05:23 Il faut savoir que si vous voulez être prise en charge par une cure thermale,
05:26 il faut marquer "cure thermale de flébologie".
05:29 Depuis que je suis en traitement, j'ai énormément stabilisé la situation,
05:33 je l'ai même améliorée.
05:35 Les traitements fonctionnent.
05:37 Oui, c'est chronophage.
05:39 Oui, ça prend du temps, mais ça fonctionne.
05:41 Moi, j'ai perdu, en l'espace de quatre ans, maintenant que j'ai eu mon diagnostic,
05:46 j'ai presque perdu 10 centimètres de tour de jambe.

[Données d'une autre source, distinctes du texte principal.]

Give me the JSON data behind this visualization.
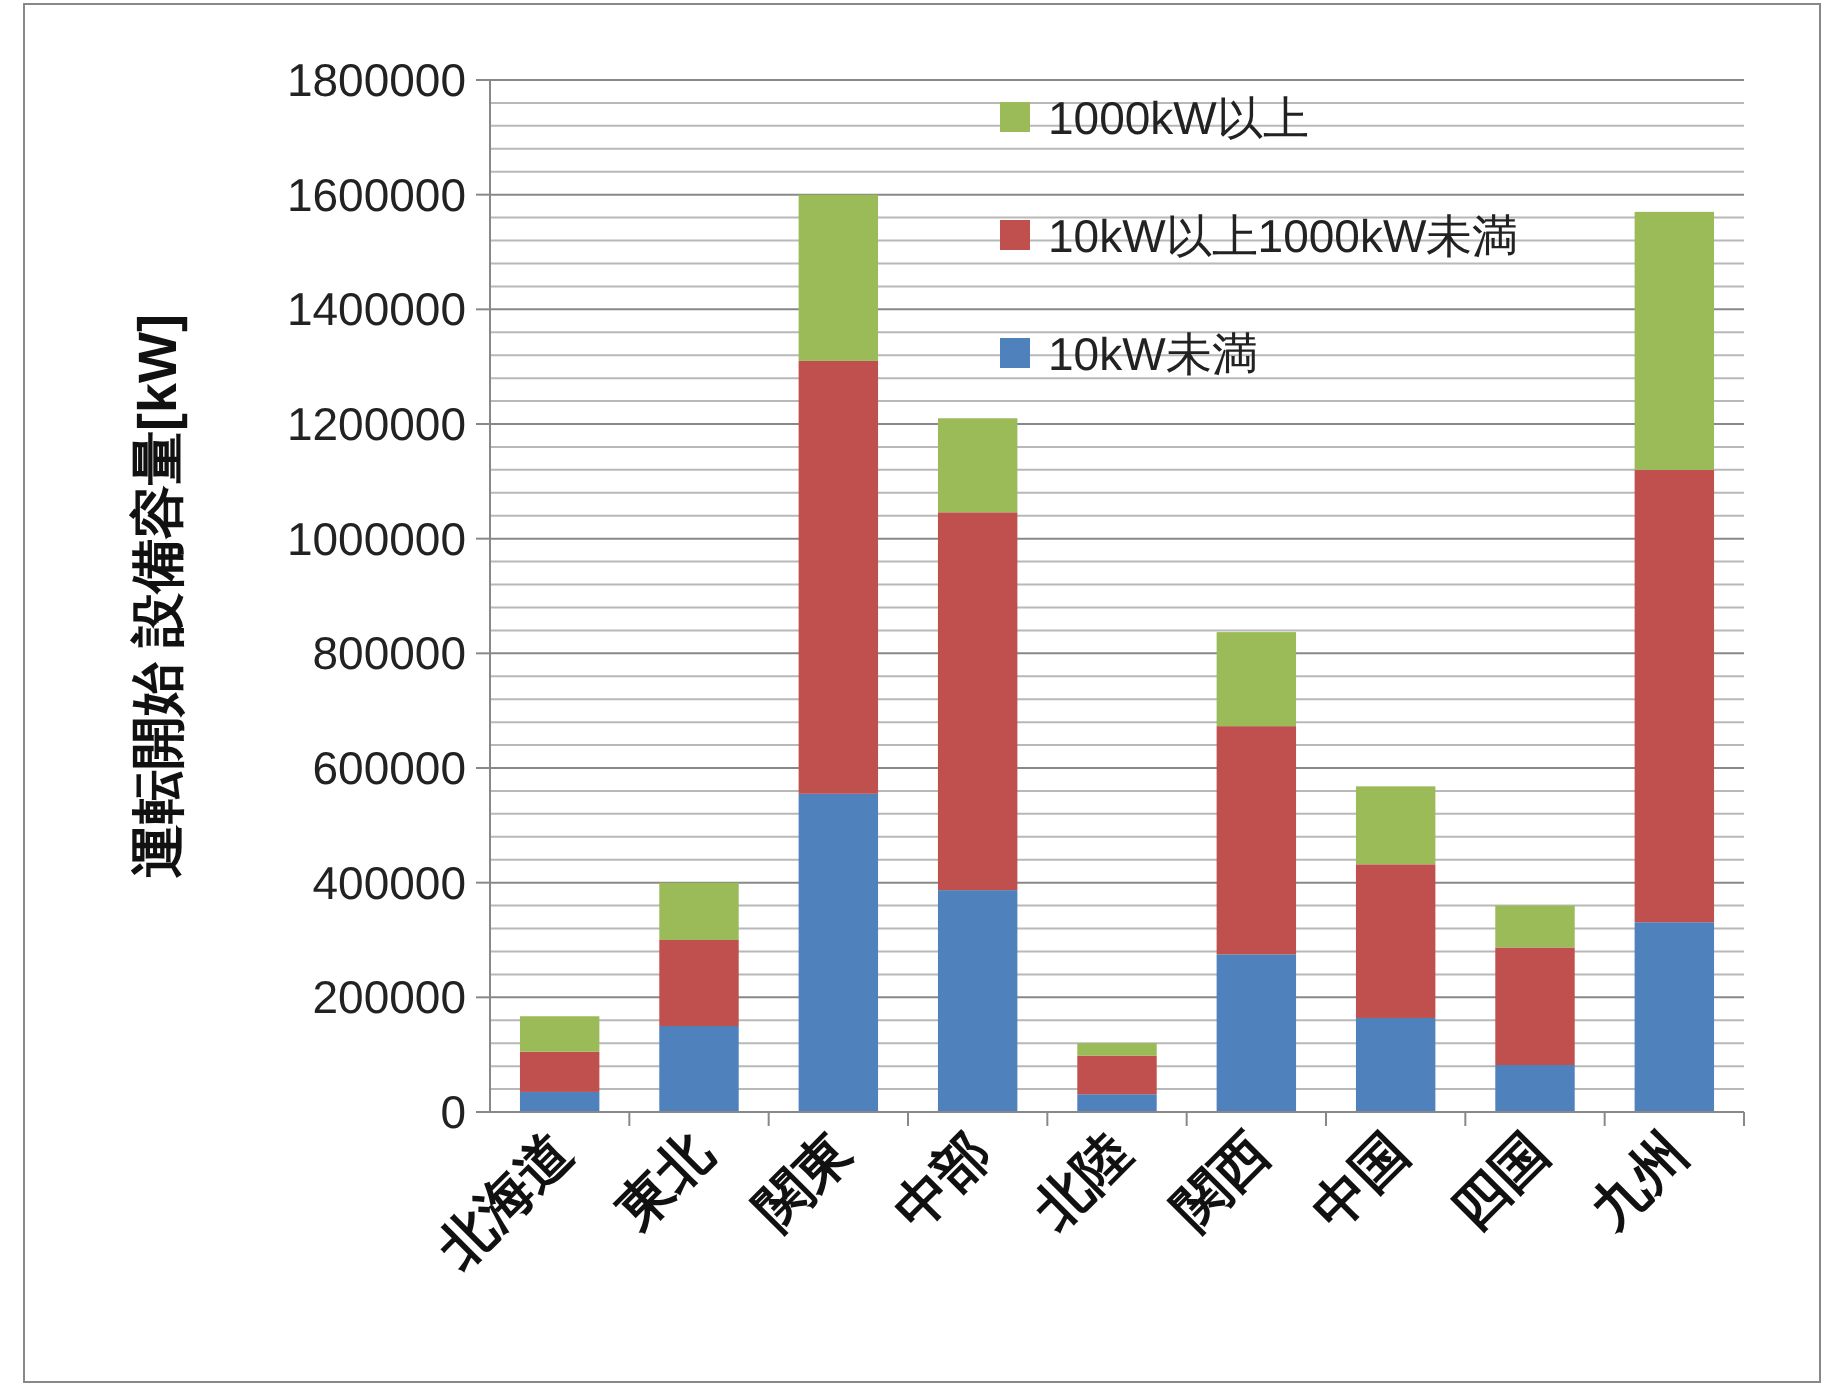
{
  "chart_data": {
    "type": "bar",
    "stacked": true,
    "ylabel": "運転開始 設備容量[kW]",
    "categories": [
      "北海道",
      "東北",
      "関東",
      "中部",
      "北陸",
      "関西",
      "中国",
      "四国",
      "九州"
    ],
    "series": [
      {
        "name": "10kW未満",
        "color": "#4f81bd",
        "values": [
          35000,
          150000,
          555000,
          387000,
          31000,
          275000,
          164000,
          82000,
          331000
        ]
      },
      {
        "name": "10kW以上1000kW未満",
        "color": "#c0504d",
        "values": [
          70000,
          150000,
          755000,
          659000,
          67000,
          398000,
          268000,
          205000,
          789000
        ]
      },
      {
        "name": "1000kW以上",
        "color": "#9bbb59",
        "values": [
          62000,
          100000,
          290000,
          164000,
          22000,
          164000,
          136000,
          73000,
          450000
        ]
      }
    ],
    "ylim": [
      0,
      1800000
    ],
    "yticks": [
      0,
      {
        "value": 40000,
        "label": null
      },
      {
        "value": 80000,
        "label": null
      },
      {
        "value": 120000,
        "label": null
      },
      {
        "value": 160000,
        "label": null
      },
      200000,
      {
        "value": 240000,
        "label": null
      },
      {
        "value": 280000,
        "label": null
      },
      {
        "value": 320000,
        "label": null
      },
      {
        "value": 360000,
        "label": null
      },
      400000,
      {
        "value": 440000,
        "label": null
      },
      {
        "value": 480000,
        "label": null
      },
      {
        "value": 520000,
        "label": null
      },
      {
        "value": 560000,
        "label": null
      },
      600000,
      {
        "value": 640000,
        "label": null
      },
      {
        "value": 680000,
        "label": null
      },
      {
        "value": 720000,
        "label": null
      },
      {
        "value": 760000,
        "label": null
      },
      800000,
      {
        "value": 840000,
        "label": null
      },
      {
        "value": 880000,
        "label": null
      },
      {
        "value": 920000,
        "label": null
      },
      {
        "value": 960000,
        "label": null
      },
      1000000,
      {
        "value": 1040000,
        "label": null
      },
      {
        "value": 1080000,
        "label": null
      },
      {
        "value": 1120000,
        "label": null
      },
      {
        "value": 1160000,
        "label": null
      },
      1200000,
      {
        "value": 1240000,
        "label": null
      },
      {
        "value": 1280000,
        "label": null
      },
      {
        "value": 1320000,
        "label": null
      },
      {
        "value": 1360000,
        "label": null
      },
      1400000,
      {
        "value": 1440000,
        "label": null
      },
      {
        "value": 1480000,
        "label": null
      },
      {
        "value": 1520000,
        "label": null
      },
      {
        "value": 1560000,
        "label": null
      },
      1600000,
      {
        "value": 1640000,
        "label": null
      },
      {
        "value": 1680000,
        "label": null
      },
      {
        "value": 1720000,
        "label": null
      },
      {
        "value": 1760000,
        "label": null
      },
      1800000
    ],
    "grid": "y",
    "legend": "top right"
  }
}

05:49 Je me suis inscrite à l'association de l'AVML,
05:55 qui est une association nationale.
05:57 C'est l'association "Vivre mieux le lymphodème".
06:00 Le bureau est à Montpellier.
06:02 Quand on trouve des bénévoles, chaque région ouvre sa délégation,
06:07 de manière à rester avec le même médecin,
06:10 de manière à rester avec le même dialogue,
06:12 avec les mêmes paroles, pour unir nos forces,
06:15 au lieu qu'on soit chacun divisé de notre côté.
06:18 À l'heure d'aujourd'hui, sur les réseaux sociaux,
06:21 je veux montrer qu'on peut vivre avec cette pathologie.
06:25 On peut faire plein de choses.
06:27 Il faut juste s'adapter. Ce n'est pas grave.
06:29 Mais une fois qu'on s'est adapté, le corps est tout à fait capable
06:33 de vivre des choses comme tout le monde.